Is there a difference today that wasn't there even 4 or 5 years ago? The main difference I see after visiting their site is that it's impossible to see how much Qt actually costs now.
It's still listed as a commercial product when undertaking commercial development, requiring a license PER developer. If I'm not mistaken, this used to be around $6000 per developer for cross-platform deployment (Windows, Mac OS and Linux).
That option hasn't changed. But for those companies who are happy releasing software under the terms of the LGPL, but not the GPL -- which, for instance, would almost certainly have included Empeg when initially considering writing Emplode -- there's now an alternative option.
This announcement by Nokia/Trolltech basically means that WxWindows is dead, GNOME is dying, and Win32 itself has gone to see its doctor about a persistent cough. Unless you're developing a Windows application that there couldn't, even in theory, be a Mac version of (maybe it's domain-related or something) -- or a Mac application that there couldn't, even in theory, be a Windows version of -- then Qt has got to be at the top of your list of frameworks to consider writing for.

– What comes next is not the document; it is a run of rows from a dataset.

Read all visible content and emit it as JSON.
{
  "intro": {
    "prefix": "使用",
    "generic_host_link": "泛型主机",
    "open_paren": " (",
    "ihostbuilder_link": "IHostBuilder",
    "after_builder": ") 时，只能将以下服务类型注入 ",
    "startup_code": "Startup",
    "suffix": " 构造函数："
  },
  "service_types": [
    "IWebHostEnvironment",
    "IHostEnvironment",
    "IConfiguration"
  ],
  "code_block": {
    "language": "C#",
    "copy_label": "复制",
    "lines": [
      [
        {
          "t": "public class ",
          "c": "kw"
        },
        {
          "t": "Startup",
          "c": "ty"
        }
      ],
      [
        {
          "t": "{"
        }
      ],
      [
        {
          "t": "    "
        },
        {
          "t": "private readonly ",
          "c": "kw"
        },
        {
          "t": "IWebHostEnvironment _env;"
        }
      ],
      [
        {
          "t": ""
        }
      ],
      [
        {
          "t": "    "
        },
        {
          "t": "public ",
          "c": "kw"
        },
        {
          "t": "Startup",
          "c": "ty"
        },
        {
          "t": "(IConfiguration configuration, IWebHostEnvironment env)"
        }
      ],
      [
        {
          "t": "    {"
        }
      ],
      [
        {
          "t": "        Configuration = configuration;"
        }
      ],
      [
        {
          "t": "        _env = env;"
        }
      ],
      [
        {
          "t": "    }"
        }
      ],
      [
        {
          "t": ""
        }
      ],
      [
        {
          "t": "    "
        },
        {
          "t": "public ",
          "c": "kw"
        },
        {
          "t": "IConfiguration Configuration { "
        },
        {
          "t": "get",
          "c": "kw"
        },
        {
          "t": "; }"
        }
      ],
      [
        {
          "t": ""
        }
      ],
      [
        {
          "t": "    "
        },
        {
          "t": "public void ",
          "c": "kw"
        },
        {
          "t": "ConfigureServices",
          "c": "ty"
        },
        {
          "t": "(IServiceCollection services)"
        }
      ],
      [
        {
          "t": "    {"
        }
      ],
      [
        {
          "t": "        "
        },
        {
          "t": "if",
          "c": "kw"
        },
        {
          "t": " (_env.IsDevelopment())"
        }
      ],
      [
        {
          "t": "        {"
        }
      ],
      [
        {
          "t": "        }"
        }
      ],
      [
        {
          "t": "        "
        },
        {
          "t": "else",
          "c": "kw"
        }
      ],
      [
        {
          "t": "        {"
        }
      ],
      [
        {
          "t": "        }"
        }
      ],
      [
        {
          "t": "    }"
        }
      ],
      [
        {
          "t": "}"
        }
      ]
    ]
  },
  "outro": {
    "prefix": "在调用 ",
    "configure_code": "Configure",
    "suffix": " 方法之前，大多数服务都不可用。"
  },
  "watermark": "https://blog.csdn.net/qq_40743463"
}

Although they probably do need, once Qt 4.5 comes out, to get rid of the thing that says that people using Qt under the commercial licence, can't use code that was written against any of the open-source licences. The effect of that stipulation, is that if I write some code against Qt and release it into the public domain, then people writing either PD, BSD, or commercial software can use it if they remove the Qt dependencies, and people writing GPL or LGPL software can use it with their licensed Qt -- the only people in the world who
can't use it are people with commercial Qt licences. That would seem a bit nutty.